Artist

Matt Simons

Genre: Pop ,Contemporary Singer/Songwriter ,Adult Alternative Pop / Rock
Origin: U.S.A
Active: 2010 - Present
Listen on Coda
Born in California, pop singer and songwriter Matt Simons gained recognition for his emotionally charged, piano-centered compositions. His debut album unexpectedly thrived on the Dutch pop charts, and by the mid-2010s he had secured airplay across much of Europe, including a chart-topping remix of “Catch & Release,” the title song from his sophomore effort. He maintained a stronger profile abroad than at home, a pattern that continued until he resurfaced in 2022 with the introspective Identity Crisis, his fourth full-length release.

Steeped in classical and jazz traditions and skilled on multiple instruments, the Palo Alto native relocated to New York to pursue a career crafting pop material. His reflective, keyboard-driven songs formed the core of Pieces, the self-released 2012 debut he promoted through online platforms and social media. To his astonishment, the project quickly attracted a loyal niche audience in the Netherlands; after a brief tour there, a well-known television writer began championing his work. The resulting buzz turned him into a modest star in Holland, where the album peaked at number 23. Bolstered by the single “With You,” he signed a European deal with Sony and concentrated his career on international markets while staying largely unnoticed in the United States.

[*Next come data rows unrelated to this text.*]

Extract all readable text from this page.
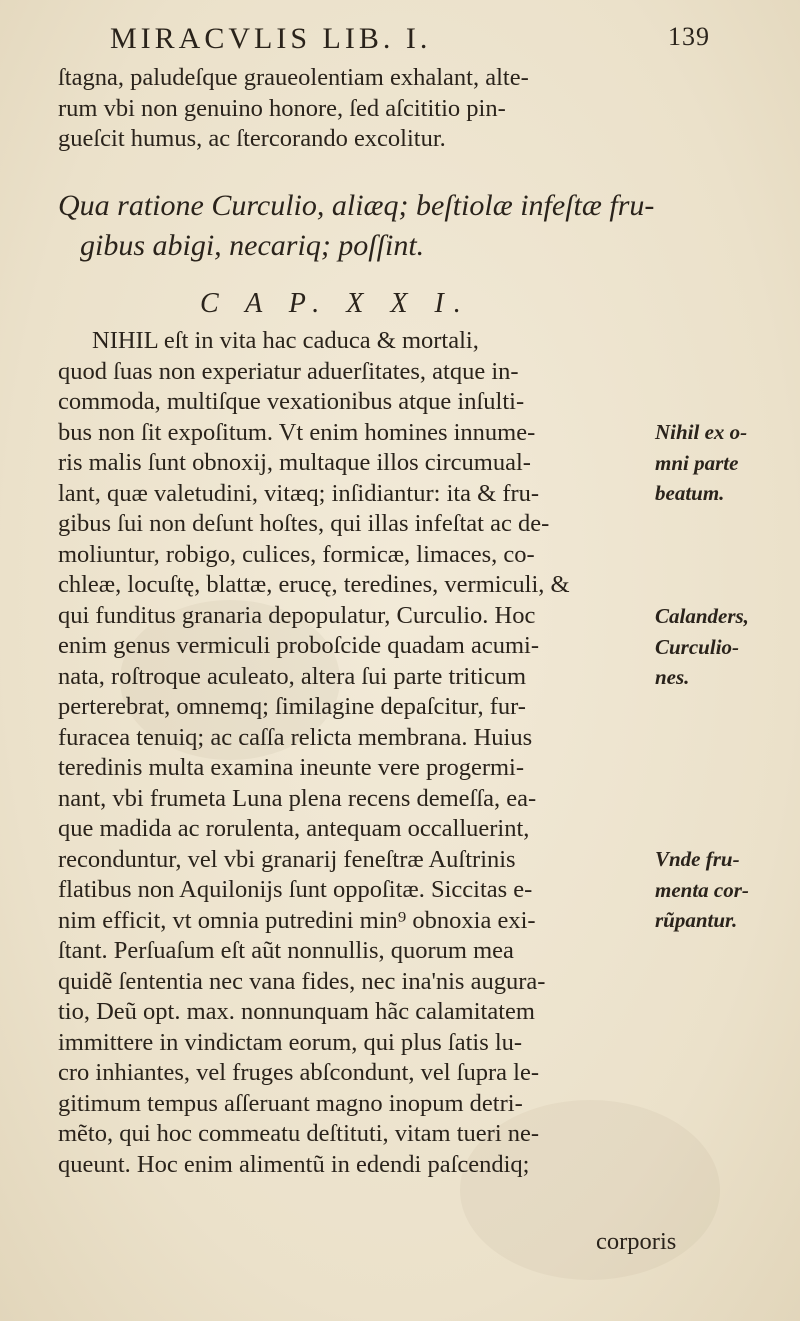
MIRACVLIS LIB. I.	139
ſtagna, paludeſque graueolentiam exhalant, alte-
rum vbi non genuino honore, ſed aſcititio pin-
gueſcit humus, ac ſtercorando excolitur.
Qua ratione Curculio, aliæq; beſtiolæ infeſtæ fru-
gibus abigi, necariq; poſſint.
C A P. X X I.
NIHIL eſt in vita hac caduca & mortali,
quod ſuas non experiatur aduerſitates, atque in-
commoda, multiſque vexationibus atque inſulti-
bus non ſit expoſitum. Vt enim homines innume-
ris malis ſunt obnoxij, multaque illos circumual-
lant, quæ valetudini, vitæq; inſidiantur: ita & fru-
gibus ſui non deſunt hoſtes, qui illas infeſtat ac de-
moliuntur, robigo, culices, formicæ, limaces, co-
chleæ, locuſtę, blattæ, erucę, teredines, vermiculi, &
qui funditus granaria depopulatur, Curculio. Hoc
enim genus vermiculi proboſcide quadam acumi-
nata, roſtroque aculeato, altera ſui parte triticum
perterebrat, omnemq; ſimilagine depaſcitur, fur-
furacea tenuiq; ac caſſa relicta membrana. Huius
teredinis multa examina ineunte vere progermi-
nant, vbi frumeta Luna plena recens demeſſa, ea-
que madida ac rorulenta, antequam occalluerint,
reconduntur, vel vbi granarij feneſtræ Auſtrinis
flatibus non Aquilonijs ſunt oppoſitæ. Siccitas e-
nim efficit, vt omnia putredini min⁹ obnoxia exi-
ſtant. Perſuaſum eſt aũt nonnullis, quorum mea
quidẽ ſententia nec vana fides, nec ina'nis augura-
tio, Deũ opt. max. nonnunquam hãc calamitatem
immittere in vindictam eorum, qui plus ſatis lu-
cro inhiantes, vel fruges abſcondunt, vel ſupra le-
gitimum tempus aſſeruant magno inopum detri-
mẽto, qui hoc commeatu deſtituti, vitam tueri ne-
queunt. Hoc enim alimentũ in edendi paſcendiq;
corporis
Nihil ex o-
mni parte
beatum.
Calanders,
Curculio-
nes.
Vnde fru-
menta cor-
rũpantur.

Working with an expanded budget, Simons composed and tracked his next album alongside producers in Nashville, Los Angeles, and Holland. Issued in 2014, Catch & Release outperformed its predecessor on several European charts, propelled in part by a Dutch house remix of the title track that reached number one in Belgium the next year. Early in 2018 he delivered the upbeat pop single “We Can Do Better,” another European success that served as the cornerstone for his 2019 album After the Landslide, which again performed strongly in the Netherlands. During 2020 and 2021 he released a series of darker, confessional singles such as “Cold” and “Better Tomorrow,” both addressing his mental-health challenges and later featured on Identity Crisis, which arrived in 2022.